Racial disparities have long been reported in cancer patients, with a disproportionate impact on low-income and racial minority subpopulations. The cause of these disparities is multifactorial, including biological, social and systemic factors. This collection of projects aims to fully examine how each of these factors contribute separately and collectively towards the widening disparities for cancer patients. This research involves the use of multiple data sources including microRNA, Census-tract attributable socioeconomic status, and cancer registry databases to unpack who, where, and why some patients receive optimal care over others. Through the implementation of model-based clustering and classification techniques, we aim to provide greater insight into the systematic barriers that contribute to poorer outcomes amongst those at greatest risk. This collaborative research is currently being applied to better address the needs of pancreatic, endometrial, and ovarian cancer patients.
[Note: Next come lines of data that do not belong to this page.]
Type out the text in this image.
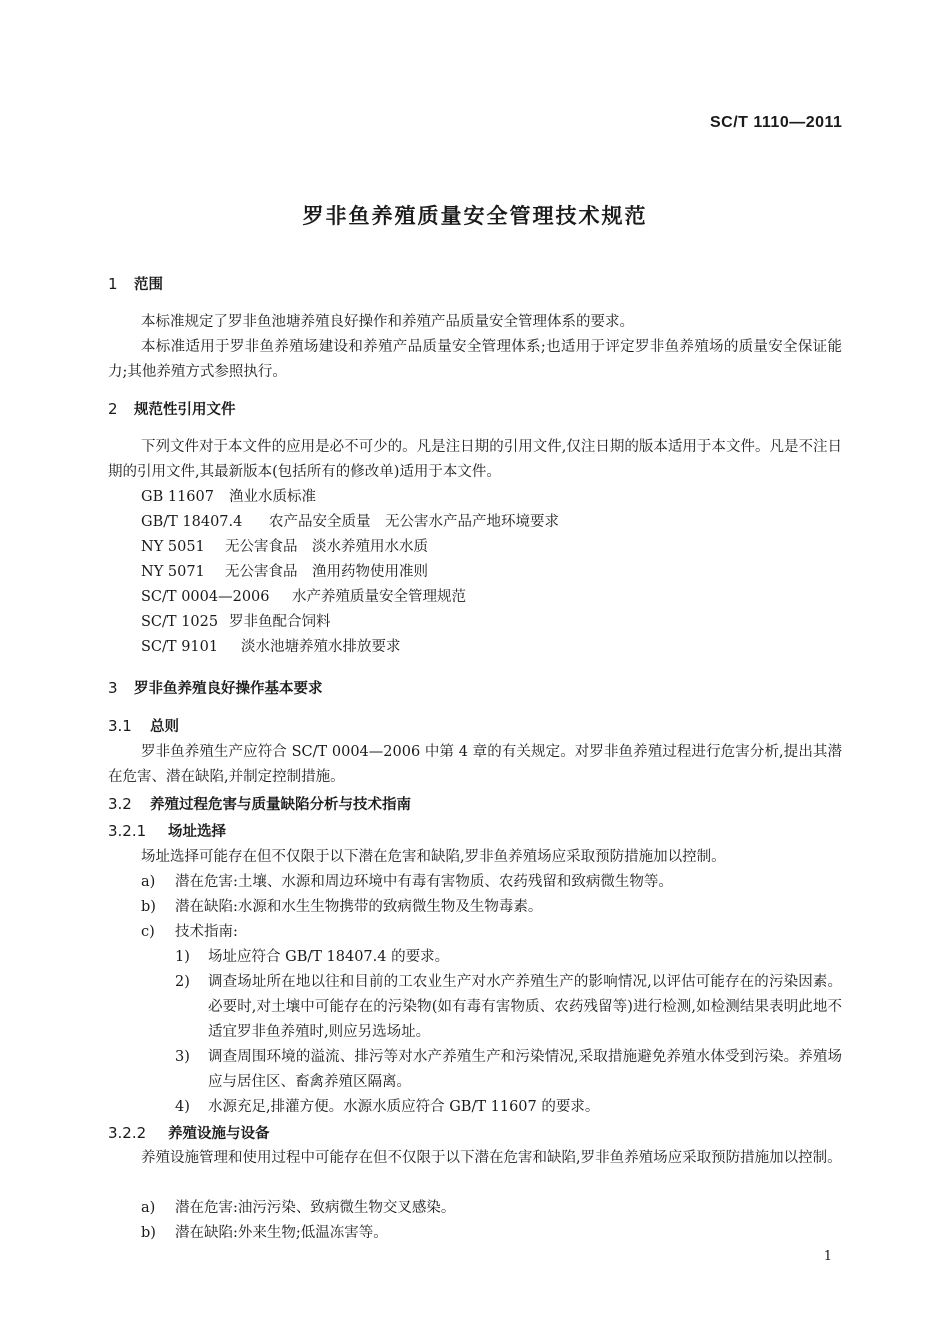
SC/T 1110—2011
罗非鱼养殖质量安全管理技术规范
1 范围
本标准规定了罗非鱼池塘养殖良好操作和养殖产品质量安全管理体系的要求。
本标准适用于罗非鱼养殖场建设和养殖产品质量安全管理体系;也适用于评定罗非鱼养殖场的质量安全保证能力;其他养殖方式参照执行。
2 规范性引用文件
下列文件对于本文件的应用是必不可少的。凡是注日期的引用文件,仅注日期的版本适用于本文件。凡是不注日期的引用文件,其最新版本(包括所有的修改单)适用于本文件。
GB 11607 渔业水质标准
GB/T 18407.4 农产品安全质量　无公害水产品产地环境要求
NY 5051 无公害食品　淡水养殖用水水质
NY 5071 无公害食品　渔用药物使用准则
SC/T 0004—2006 水产养殖质量安全管理规范
SC/T 1025 罗非鱼配合饲料
SC/T 9101 淡水池塘养殖水排放要求
3 罗非鱼养殖良好操作基本要求
3.1 总则
罗非鱼养殖生产应符合 SC/T 0004—2006 中第 4 章的有关规定。对罗非鱼养殖过程进行危害分析,提出其潜在危害、潜在缺陷,并制定控制措施。
3.2 养殖过程危害与质量缺陷分析与技术指南
3.2.1 场址选择
场址选择可能存在但不仅限于以下潜在危害和缺陷,罗非鱼养殖场应采取预防措施加以控制。
a) 潜在危害:土壤、水源和周边环境中有毒有害物质、农药残留和致病微生物等。
b) 潜在缺陷:水源和水生生物携带的致病微生物及生物毒素。
c) 技术指南:
1) 场址应符合 GB/T 18407.4 的要求。
2) 调查场址所在地以往和目前的工农业生产对水产养殖生产的影响情况,以评估可能存在的污染因素。必要时,对土壤中可能存在的污染物(如有毒有害物质、农药残留等)进行检测,如检测结果表明此地不适宜罗非鱼养殖时,则应另选场址。
3) 调查周围环境的溢流、排污等对水产养殖生产和污染情况,采取措施避免养殖水体受到污染。养殖场应与居住区、畜禽养殖区隔离。
4) 水源充足,排灌方便。水源水质应符合 GB/T 11607 的要求。
3.2.2 养殖设施与设备
养殖设施管理和使用过程中可能存在但不仅限于以下潜在危害和缺陷,罗非鱼养殖场应采取预防措施加以控制。
a) 潜在危害:油污污染、致病微生物交叉感染。
b) 潜在缺陷:外来生物;低温冻害等。
1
Impact of Changing Restaurant Advertising on Weight Gain and Disparities

Evidence suggests that the food environment is associated with obesity risk, which affects one third of adults. With restaurants comprising an important component in the food environment, this collaborative work aims to leverage national data from the 100 top revenue generating U.S. restaurant chains from 2012-2016 to provide a much-needed understanding of how exposure to changes in local restaurant advertising impacts adult weight gain and disparities.